Сидел в кресле, слыша, как громко ухает сердце.

Болезнь снедала ее. Она больше не вставала. Ее мучили приступы кашля, и ему было страшно слышать, как она рвет себе грудь, а потом без сил, с закрытыми глазами, лежит в своей комнате, прижимая к груди большую голубоватую ладонь. Дети не оставляли ее. Сын купил кислородный аппарат, надевал ей маску, и она сипло, жадно дышала. Монашка Клавдия Сидоровна не отходила от нее. Читала акафисты и каноны, даже тогда, когда жена дремала. Несколько раз в дом приходил отец Владимир, соборовал ее, и Кольчугин смотрел, как в головах жены горит тонкая свечка.

Он видел, что жена угасает, близится развязка. Неумолимая сила, поселившаяся в их доме, уводит ее. И он должен кинуться к ней, обнять, удержать, вырвать из тьмы, которая ее обступает. Но он страшился этой тьмы, знал, что тьма неодолима, что нежности, слез, молитв не хватит, чтобы удержать жену. Он словно оцепенел. На него навалился камень, который придавил его чувства, запечатал слезы и молитвы.

В Москве открывалась книжная ярмарка. На ней было представлено собрание его сочинений, пятнадцать строгих томов в темно-малиновых переплетах с золотым тиснением. Презентация сопровождалась действом с участием известного художника-авангардиста. Его магические приемы, мистерия воды и огня, кликушеские вопли колдуньи должны были рассказать зрителям, как рождается художественное произведение.

Кольчугин не мог не пойти.

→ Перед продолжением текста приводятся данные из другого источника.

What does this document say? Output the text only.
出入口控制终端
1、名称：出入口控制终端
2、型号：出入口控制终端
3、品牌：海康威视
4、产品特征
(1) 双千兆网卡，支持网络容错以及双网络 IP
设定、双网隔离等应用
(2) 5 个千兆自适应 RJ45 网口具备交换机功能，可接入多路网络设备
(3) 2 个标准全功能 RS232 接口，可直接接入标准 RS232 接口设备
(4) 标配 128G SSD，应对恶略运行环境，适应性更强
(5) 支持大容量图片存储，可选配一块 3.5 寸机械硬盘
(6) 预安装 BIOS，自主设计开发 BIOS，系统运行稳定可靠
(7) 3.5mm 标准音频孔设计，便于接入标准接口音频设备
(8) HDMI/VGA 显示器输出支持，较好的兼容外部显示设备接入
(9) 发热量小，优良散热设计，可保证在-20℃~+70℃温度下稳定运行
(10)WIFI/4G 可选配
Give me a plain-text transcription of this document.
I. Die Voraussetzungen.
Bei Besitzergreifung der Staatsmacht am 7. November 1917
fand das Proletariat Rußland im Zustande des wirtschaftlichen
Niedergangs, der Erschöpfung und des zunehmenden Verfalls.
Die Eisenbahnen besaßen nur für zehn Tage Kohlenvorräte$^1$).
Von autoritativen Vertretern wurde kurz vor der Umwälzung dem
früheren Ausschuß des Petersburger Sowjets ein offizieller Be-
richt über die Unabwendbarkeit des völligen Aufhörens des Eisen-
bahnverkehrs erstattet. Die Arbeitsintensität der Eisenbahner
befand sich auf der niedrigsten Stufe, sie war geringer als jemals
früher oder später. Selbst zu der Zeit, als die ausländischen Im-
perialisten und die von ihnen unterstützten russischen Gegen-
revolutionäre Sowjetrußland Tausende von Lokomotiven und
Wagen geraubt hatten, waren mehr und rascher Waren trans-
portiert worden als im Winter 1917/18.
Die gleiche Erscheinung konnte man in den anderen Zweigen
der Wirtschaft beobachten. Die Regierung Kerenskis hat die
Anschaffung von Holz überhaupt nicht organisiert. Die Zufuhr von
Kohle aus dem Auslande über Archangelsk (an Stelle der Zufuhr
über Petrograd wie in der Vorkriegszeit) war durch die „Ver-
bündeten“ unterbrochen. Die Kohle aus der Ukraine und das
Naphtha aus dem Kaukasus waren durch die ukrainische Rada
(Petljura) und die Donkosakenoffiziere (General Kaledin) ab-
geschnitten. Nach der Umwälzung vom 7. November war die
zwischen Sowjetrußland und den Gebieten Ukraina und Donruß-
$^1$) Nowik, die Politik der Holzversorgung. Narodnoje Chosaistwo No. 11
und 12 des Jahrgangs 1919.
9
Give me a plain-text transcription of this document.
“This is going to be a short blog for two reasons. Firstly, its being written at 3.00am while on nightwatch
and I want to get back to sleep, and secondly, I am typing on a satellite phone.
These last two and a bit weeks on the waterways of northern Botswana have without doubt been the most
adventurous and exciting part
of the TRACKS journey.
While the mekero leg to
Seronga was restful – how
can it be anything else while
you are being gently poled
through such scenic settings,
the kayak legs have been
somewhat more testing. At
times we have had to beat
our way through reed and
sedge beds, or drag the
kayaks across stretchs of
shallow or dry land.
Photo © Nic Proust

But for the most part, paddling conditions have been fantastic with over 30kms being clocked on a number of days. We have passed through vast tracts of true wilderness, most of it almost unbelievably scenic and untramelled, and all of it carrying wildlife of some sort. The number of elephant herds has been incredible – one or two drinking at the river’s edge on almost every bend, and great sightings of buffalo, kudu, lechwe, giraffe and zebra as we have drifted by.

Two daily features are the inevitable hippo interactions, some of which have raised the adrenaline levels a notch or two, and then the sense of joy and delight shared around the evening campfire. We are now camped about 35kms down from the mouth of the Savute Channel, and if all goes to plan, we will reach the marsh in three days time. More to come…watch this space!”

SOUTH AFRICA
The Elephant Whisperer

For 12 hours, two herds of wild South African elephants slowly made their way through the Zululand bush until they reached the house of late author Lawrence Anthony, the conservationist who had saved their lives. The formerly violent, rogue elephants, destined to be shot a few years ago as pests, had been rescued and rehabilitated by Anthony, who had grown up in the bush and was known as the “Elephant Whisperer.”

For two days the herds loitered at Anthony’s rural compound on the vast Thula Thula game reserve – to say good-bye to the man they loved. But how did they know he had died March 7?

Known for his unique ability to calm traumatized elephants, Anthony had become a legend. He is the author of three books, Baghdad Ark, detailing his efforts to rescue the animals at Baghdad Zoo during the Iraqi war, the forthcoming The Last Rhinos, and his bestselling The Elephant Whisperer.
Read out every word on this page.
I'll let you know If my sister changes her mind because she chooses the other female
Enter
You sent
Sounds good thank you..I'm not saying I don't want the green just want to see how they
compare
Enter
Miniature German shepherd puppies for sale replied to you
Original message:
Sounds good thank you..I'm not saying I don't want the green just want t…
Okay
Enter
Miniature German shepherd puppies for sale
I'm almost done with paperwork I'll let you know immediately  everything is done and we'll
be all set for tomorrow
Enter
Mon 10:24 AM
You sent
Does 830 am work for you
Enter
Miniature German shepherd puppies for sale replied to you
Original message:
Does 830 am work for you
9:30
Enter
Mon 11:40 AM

Это был его триумф. Его ждали издатели и поклонники. К тому же жене с утра стало лучше, ее отпустило удушье. И он поехал на ярмарку. Поцеловал жену, увидев на ее губах слабую улыбку.

Презентация прошла успешно. Маэстро, полуголый, с лисьим хвостом, с пылающей между ног газовой горелкой, скакал, шаманил, издавал рык. Гнал перед собой обнаженную рыжую дьяволицу, которая брызгала водой, била в бубен. И все это, к восхищению публики, символизировало рождение священных текстов. Он пил шампанское, подписывал книги, фотографировался, давал интервью.

Когда вечером вернулся домой, там стоял чадный кошмар. Жена страшно кашляла. Дети поднимали ее из постели, усаживали, надевали маску. В белой ночной рубахе, она сотрясалась, задыхалась. Он подсел к ней, обнял трясущиеся плечи, и она булькающим голосом, последними, с трудом дававшимися ей словами, сказала: «Мы все должны пройти этот путь». Он задохнулся от боли, любви. Она, умирая, утешала его, просила не убиваться. И он, чтобы не видели его слез, ушел в кабинет.